To put this in perspective, if the zones are 256MB and blocks are 4KB, there are 65,536 blocks in a zone, so you only need 1 block in 65,536 blocks or 0.0015% space utilisation to cause write amplification to happen.

So as you write the packet dumps and later erase them, you may well end up with metadata blocks spread around causing write amplification and slow-down.

So unless ZFS has block allocation strategies for metadata and files to avoid even the smallest free space fragmentation, I suspect that performance is going to be great only when the disk is new (or for a new partition created after a TRIM of the partition space) or by rarely because the zone happens to be completely unfragmented and the ZFS allocation has been contiguous.

I have sync set to standard and the VM is requesting the sync writes. Ignoring sync writes is a dangerous game. Yes I can afford to lose 5-10 secs of packet captures, but this is a VM with a dozen or so containers running within it. There’s a lot in play and if I lose the wrong bit of data I could be left with a corrupted filesystem on the guest. Setting the root ZFS to sync=never seems even more risky. I’m not sure if that turns off sync for ZFS metadata, but I don’t wanna risk it. :face_with_peeking_eye:

@HoneyBadger I’m curious what your thoughts are about the above. Since the trim functionality is available on other linux distros is this a bug I should report?
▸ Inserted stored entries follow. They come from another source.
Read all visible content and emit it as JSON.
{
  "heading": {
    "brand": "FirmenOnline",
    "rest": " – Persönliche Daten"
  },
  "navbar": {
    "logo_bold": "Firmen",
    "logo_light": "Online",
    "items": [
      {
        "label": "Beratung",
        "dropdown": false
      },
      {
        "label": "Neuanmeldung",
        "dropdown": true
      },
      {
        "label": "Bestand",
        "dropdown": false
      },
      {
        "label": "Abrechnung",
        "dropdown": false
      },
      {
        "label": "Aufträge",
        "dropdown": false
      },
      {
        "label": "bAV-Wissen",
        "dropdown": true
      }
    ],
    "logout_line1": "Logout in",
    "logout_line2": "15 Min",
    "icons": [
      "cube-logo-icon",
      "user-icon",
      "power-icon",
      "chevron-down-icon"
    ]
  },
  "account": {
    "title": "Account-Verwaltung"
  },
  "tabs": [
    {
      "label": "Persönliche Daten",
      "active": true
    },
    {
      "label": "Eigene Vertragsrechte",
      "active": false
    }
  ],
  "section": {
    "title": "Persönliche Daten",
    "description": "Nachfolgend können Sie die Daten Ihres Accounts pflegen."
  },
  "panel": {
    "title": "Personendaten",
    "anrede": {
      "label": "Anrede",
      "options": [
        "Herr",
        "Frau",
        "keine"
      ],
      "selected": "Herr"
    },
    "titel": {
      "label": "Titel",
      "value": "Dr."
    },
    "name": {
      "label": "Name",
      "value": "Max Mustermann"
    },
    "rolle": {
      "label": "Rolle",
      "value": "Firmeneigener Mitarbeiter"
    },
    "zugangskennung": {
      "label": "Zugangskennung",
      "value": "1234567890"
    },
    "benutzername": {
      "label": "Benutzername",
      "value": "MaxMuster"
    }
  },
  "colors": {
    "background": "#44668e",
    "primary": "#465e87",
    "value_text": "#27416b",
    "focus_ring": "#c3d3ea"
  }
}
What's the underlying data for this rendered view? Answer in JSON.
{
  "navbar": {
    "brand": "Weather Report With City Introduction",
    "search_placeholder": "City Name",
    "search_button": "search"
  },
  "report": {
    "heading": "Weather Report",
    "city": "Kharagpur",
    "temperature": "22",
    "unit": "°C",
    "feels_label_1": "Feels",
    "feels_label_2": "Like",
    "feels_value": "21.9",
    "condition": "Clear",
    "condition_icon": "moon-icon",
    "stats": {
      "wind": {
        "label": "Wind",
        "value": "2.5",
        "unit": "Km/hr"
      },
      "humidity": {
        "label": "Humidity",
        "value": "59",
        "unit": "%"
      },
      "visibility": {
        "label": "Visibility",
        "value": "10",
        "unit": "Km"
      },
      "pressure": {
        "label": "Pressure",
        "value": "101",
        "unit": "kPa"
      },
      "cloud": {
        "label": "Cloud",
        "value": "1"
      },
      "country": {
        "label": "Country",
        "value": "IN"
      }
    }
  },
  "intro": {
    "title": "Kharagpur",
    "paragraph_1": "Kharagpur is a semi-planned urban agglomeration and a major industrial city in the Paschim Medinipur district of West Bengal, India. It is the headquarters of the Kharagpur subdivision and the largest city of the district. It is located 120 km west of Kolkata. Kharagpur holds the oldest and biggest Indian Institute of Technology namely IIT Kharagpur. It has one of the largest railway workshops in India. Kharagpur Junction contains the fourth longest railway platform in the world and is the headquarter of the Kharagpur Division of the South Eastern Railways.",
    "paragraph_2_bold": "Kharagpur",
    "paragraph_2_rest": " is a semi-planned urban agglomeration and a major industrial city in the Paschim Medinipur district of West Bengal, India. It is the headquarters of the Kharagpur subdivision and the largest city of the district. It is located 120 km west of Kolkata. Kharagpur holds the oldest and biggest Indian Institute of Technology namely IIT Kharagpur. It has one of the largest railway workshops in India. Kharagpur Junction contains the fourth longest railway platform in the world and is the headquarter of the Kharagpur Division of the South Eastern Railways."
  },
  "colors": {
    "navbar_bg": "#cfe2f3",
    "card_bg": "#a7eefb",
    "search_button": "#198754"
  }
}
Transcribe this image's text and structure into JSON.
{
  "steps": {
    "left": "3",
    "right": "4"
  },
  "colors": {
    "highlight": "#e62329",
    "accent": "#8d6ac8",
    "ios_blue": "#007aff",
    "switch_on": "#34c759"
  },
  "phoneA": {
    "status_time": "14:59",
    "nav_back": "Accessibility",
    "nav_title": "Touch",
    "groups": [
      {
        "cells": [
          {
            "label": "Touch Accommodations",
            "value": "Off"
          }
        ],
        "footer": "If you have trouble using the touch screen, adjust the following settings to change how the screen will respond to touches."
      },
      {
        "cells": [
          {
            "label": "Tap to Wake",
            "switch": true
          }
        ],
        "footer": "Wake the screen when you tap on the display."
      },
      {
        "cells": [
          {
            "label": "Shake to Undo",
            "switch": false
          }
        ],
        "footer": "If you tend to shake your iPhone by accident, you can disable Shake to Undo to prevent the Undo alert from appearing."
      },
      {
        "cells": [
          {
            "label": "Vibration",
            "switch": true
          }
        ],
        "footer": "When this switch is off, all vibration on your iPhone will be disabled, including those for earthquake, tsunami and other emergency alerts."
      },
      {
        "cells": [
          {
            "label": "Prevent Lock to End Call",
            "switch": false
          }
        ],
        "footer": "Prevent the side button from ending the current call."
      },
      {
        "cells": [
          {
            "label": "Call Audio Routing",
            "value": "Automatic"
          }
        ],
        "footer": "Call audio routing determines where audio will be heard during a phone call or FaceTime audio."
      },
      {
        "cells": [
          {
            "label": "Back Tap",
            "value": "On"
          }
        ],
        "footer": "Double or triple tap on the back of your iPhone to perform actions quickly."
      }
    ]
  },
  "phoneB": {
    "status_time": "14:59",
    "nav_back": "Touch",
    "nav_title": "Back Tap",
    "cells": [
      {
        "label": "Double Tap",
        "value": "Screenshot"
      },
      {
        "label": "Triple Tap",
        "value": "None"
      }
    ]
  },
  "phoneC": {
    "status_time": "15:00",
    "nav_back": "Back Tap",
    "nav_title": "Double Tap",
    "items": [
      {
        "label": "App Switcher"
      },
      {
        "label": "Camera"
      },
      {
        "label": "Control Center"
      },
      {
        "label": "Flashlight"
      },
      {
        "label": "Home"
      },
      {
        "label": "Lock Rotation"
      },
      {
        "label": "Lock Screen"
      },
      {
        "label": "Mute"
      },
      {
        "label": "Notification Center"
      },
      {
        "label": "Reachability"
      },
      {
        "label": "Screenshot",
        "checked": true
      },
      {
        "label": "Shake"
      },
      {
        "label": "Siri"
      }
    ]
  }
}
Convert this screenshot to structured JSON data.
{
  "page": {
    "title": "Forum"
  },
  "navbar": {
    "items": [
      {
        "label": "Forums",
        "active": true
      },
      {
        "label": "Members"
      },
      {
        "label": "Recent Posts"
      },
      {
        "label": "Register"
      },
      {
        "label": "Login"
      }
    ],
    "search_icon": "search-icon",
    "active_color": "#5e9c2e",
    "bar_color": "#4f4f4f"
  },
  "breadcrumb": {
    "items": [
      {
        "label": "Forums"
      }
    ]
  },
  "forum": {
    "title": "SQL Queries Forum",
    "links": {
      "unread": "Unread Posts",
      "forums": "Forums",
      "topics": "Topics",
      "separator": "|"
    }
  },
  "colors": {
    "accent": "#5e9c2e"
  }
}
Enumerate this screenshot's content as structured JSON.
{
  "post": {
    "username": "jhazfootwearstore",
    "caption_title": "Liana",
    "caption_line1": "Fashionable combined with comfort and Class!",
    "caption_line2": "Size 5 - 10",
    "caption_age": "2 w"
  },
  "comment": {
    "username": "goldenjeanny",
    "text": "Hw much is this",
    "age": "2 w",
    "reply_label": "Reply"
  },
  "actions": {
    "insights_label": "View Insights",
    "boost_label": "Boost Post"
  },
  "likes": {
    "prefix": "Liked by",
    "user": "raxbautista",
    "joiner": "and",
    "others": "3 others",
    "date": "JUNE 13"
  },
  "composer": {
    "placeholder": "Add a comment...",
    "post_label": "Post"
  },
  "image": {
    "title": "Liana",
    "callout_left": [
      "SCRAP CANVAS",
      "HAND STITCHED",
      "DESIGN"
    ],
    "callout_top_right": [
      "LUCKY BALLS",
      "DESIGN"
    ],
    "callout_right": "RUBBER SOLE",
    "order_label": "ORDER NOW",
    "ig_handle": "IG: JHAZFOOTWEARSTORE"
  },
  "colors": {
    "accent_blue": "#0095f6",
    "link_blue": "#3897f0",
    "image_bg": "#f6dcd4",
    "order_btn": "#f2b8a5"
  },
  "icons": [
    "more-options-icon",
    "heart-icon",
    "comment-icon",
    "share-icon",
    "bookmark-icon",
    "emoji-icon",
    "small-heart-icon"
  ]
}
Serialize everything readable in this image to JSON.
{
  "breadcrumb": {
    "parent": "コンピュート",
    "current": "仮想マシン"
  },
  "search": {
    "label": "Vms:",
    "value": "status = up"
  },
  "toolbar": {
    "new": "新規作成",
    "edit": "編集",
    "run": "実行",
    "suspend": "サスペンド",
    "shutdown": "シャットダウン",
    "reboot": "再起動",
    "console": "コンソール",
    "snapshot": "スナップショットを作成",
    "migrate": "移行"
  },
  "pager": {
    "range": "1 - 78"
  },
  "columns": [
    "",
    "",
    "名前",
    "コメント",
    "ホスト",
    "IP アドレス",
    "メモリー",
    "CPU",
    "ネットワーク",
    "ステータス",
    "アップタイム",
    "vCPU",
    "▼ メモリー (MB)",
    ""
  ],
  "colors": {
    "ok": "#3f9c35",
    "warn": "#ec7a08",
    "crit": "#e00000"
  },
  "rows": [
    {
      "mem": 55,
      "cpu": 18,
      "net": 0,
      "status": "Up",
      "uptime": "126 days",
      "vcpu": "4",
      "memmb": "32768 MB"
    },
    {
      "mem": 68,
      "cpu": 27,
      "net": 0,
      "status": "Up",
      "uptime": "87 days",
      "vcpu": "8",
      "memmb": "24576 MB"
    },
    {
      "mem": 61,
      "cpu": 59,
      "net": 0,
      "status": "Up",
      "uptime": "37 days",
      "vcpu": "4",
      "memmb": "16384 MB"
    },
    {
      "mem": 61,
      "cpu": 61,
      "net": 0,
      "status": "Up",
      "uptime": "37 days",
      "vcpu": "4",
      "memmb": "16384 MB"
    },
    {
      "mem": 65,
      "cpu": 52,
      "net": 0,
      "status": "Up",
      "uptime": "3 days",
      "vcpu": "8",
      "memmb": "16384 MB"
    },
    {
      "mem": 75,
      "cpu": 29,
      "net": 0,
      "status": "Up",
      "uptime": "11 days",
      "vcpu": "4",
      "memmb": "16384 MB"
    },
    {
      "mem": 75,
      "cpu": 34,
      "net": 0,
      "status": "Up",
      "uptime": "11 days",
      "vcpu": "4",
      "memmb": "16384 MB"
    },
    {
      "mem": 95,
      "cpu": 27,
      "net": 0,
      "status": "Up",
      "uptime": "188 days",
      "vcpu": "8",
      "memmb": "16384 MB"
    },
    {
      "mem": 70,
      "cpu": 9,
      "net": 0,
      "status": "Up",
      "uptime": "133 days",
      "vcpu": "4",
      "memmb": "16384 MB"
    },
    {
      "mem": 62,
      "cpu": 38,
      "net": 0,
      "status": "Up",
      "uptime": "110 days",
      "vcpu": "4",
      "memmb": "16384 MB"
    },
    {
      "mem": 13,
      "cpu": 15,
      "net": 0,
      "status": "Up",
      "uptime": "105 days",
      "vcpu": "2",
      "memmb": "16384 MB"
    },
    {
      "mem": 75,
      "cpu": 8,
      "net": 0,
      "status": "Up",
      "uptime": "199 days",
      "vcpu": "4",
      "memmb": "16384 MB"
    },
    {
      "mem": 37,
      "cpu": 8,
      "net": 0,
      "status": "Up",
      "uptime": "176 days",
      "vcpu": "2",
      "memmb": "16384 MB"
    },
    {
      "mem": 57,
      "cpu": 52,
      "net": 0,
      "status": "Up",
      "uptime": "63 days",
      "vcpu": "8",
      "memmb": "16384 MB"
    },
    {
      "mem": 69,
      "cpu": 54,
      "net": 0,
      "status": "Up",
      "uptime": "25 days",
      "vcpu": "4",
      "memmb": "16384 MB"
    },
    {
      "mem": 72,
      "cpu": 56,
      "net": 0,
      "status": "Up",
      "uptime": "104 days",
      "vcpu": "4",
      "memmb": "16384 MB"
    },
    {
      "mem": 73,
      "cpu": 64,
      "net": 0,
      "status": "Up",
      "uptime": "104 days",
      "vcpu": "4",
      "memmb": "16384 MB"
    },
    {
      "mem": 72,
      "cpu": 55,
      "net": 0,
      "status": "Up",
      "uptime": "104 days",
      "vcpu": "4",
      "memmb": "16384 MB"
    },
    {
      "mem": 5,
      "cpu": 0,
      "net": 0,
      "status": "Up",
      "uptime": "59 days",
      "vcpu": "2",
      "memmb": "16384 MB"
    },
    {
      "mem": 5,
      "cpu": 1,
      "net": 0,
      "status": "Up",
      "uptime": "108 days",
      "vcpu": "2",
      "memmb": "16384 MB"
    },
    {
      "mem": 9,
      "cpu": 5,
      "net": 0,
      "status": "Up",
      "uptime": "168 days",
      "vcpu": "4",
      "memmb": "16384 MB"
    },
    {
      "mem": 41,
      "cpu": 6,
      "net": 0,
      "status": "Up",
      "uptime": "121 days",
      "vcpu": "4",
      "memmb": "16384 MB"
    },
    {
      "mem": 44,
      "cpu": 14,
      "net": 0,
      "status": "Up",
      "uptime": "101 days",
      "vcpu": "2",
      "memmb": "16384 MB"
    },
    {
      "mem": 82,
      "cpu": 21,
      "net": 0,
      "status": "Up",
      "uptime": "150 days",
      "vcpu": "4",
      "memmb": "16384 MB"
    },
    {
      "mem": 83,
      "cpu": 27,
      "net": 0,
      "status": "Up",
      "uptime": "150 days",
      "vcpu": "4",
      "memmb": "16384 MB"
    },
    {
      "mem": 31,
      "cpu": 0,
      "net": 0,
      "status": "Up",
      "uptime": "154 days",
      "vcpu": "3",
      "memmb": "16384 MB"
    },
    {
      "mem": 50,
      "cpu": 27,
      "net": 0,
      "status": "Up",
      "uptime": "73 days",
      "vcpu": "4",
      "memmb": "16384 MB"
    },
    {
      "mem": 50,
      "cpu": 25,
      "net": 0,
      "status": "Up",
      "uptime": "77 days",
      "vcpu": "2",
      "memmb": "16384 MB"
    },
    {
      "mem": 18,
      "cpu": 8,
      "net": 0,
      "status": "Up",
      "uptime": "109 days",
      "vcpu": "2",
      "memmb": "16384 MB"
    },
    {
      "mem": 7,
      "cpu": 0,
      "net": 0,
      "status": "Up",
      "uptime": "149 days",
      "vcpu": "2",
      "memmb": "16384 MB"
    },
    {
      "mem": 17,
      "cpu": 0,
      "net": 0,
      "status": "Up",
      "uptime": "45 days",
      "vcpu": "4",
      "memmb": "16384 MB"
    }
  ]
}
It does indeed, so keeping sync=standard and honoring the VM’s requests for sync writes is the right thing to do.

Possibly. The TRIM command might be blocked at the libata driver level for a specific reason, similar to how other drives are listed in the QUIRKS table:

Well I was able to execute a blkdiscard command against the whole drive while it was in the Fedora machine. It didn’t seem to complain there.

Does a regular Debian Bookworm installation report the same as Fedora, or as TrueNAS?